The legislation and programming should be guided by principle of facilitation; this means that the county government has to be seen as facilitator and provide necessary facilitation. Instead of spending money on capital goods like ambulances, how can the county improve infrastructure and enhance access to health care services even at the village level? How can the county government encourage private sector investment in the county health sector? Would it not be better if instead of ambulances more health care centers, closer to the people, are built, furnished, staffed and equipped?
Ambulances are only feasible as an intervention when we have proper road networks, the ambulances are fitted with proper equipment, there are enough resources to run the ambulances e.g. fueling, the facilities are spacious and efficiency has been achieved in the health sector. In a county like Bungoma, those who manage to get themselves to the hospitals do not receive proper health services. Are we providing ambulances for access to quality healthcare or mediocre healthcare services?

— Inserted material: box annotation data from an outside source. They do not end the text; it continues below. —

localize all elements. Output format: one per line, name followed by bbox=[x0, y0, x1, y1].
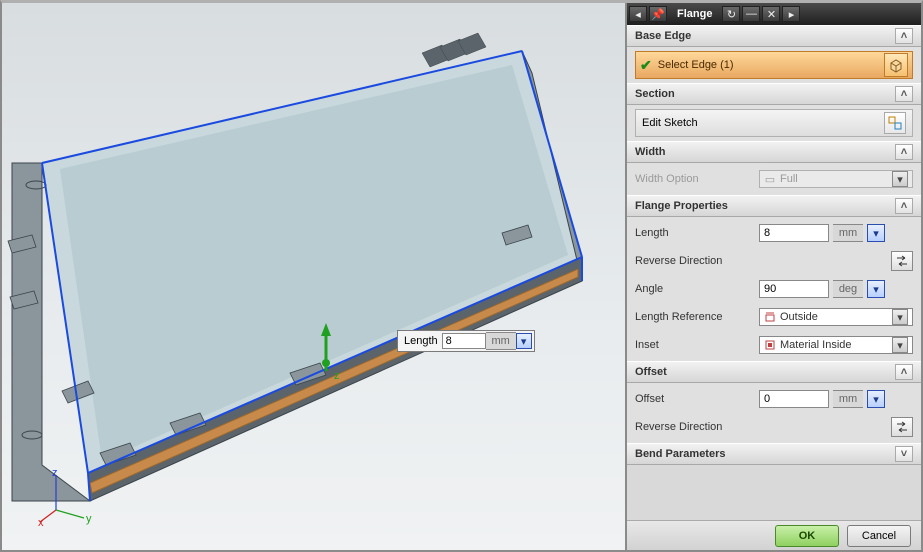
offset-reverse-row: Reverse Direction bbox=[635, 415, 913, 439]
angle-dropdown[interactable]: ▾ bbox=[867, 280, 885, 298]
section-width[interactable]: Width ˄ bbox=[627, 141, 921, 163]
sketch-icon[interactable] bbox=[884, 112, 906, 134]
edit-sketch-row: Edit Sketch bbox=[635, 109, 913, 137]
section-bend-params[interactable]: Bend Parameters ˅ bbox=[627, 443, 921, 465]
minimize-icon[interactable]: — bbox=[742, 6, 760, 22]
edit-sketch-label: Edit Sketch bbox=[642, 117, 698, 129]
angle-input[interactable] bbox=[759, 280, 829, 298]
chevron-down-icon[interactable]: ▾ bbox=[892, 337, 908, 353]
pin-icon[interactable]: 📌 bbox=[649, 6, 667, 22]
material-inside-icon bbox=[764, 339, 776, 351]
outside-icon bbox=[764, 311, 776, 323]
offset-label: Offset bbox=[635, 393, 755, 405]
section-section[interactable]: Section ˄ bbox=[627, 83, 921, 105]
chevron-down-icon[interactable]: ▾ bbox=[892, 309, 908, 325]
length-reference-label: Length Reference bbox=[635, 311, 755, 323]
length-dropdown[interactable]: ▾ bbox=[867, 224, 885, 242]
section-flange-props[interactable]: Flange Properties ˄ bbox=[627, 195, 921, 217]
arrow-left-icon[interactable]: ◂ bbox=[629, 6, 647, 22]
full-width-icon: ▭ bbox=[764, 173, 776, 185]
length-reference-select[interactable]: Outside ▾ bbox=[759, 308, 913, 326]
arrow-right-icon[interactable]: ▸ bbox=[782, 6, 800, 22]
chevron-down-icon: ▾ bbox=[892, 171, 908, 187]
length-row: Length mm ▾ bbox=[635, 221, 913, 245]
viewport-length-label: Length bbox=[400, 335, 442, 347]
svg-text:z: z bbox=[52, 468, 58, 479]
close-icon[interactable]: ✕ bbox=[762, 6, 780, 22]
svg-text:y: y bbox=[86, 513, 92, 525]
reverse-direction-row: Reverse Direction bbox=[635, 249, 913, 273]
flange-panel: ◂ 📌 Flange ↻ — ✕ ▸ Base Edge ˄ ✔ Select … bbox=[625, 3, 921, 550]
offset-reverse-label: Reverse Direction bbox=[635, 421, 755, 433]
chevron-up-icon[interactable]: ˄ bbox=[895, 28, 913, 44]
ok-button[interactable]: OK bbox=[775, 525, 839, 547]
width-option-select: ▭ Full ▾ bbox=[759, 170, 913, 188]
chevron-down-icon[interactable]: ˅ bbox=[895, 446, 913, 462]
panel-footer: OK Cancel bbox=[627, 520, 921, 550]
reverse-direction-button[interactable] bbox=[891, 251, 913, 271]
length-label: Length bbox=[635, 227, 755, 239]
offset-dropdown[interactable]: ▾ bbox=[867, 390, 885, 408]
select-edge-row[interactable]: ✔ Select Edge (1) bbox=[635, 51, 913, 79]
inset-row: Inset Material Inside ▾ bbox=[635, 333, 913, 357]
length-reference-row: Length Reference Outside ▾ bbox=[635, 305, 913, 329]
angle-row: Angle deg ▾ bbox=[635, 277, 913, 301]
offset-reverse-button[interactable] bbox=[891, 417, 913, 437]
svg-text:z: z bbox=[334, 370, 340, 382]
cancel-button[interactable]: Cancel bbox=[847, 525, 911, 547]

In my county, a spot check at the Bungoma District*Hospital will definitely reveal long patient queues, congested rooms, understaffing, unmotivated employees, lack of enough equipment, lack of enough drugs or medicines, poor hygiene standards among other ills.
Maybe such issues should be priority focus rather than spending on vehicles that will not save many.
The vehicles may not save many because of the disease burden in the counties. The disease burden is high because basic prevention strategies like community awareness and sensitization programs are non existent. The disease burden is high because apart from ignorance, the people can not afford medical care and hence engage in unhealthy practices like using improper doses and self-medication. Even if the ambulances got the people from the muddy villages into town, do we have mechanisms of ensuring patients who are critically ill can easily be airlifted for specialized care say at KNH despite their economic status? If it were my doing, working on community health insurance schemes, partnering with AMREF and Flying Doctors, Working closely with private investors to enhance access and quality of health care would be a better focus.
In conclusion, issue of health management aside, there is need to build capacity at the county level when it comes to health programming. Professional CECs have to be engaged and evidence driven prioritization of interventions done. Each intervention has to be evaluated against current needs and future needs. An integrated approach that is people driven, where people are the forefront of reducing the disease burden in a county would yield awesome resources. This is the spirit of devolution, that local level participation in health cares is realized for sustainable results.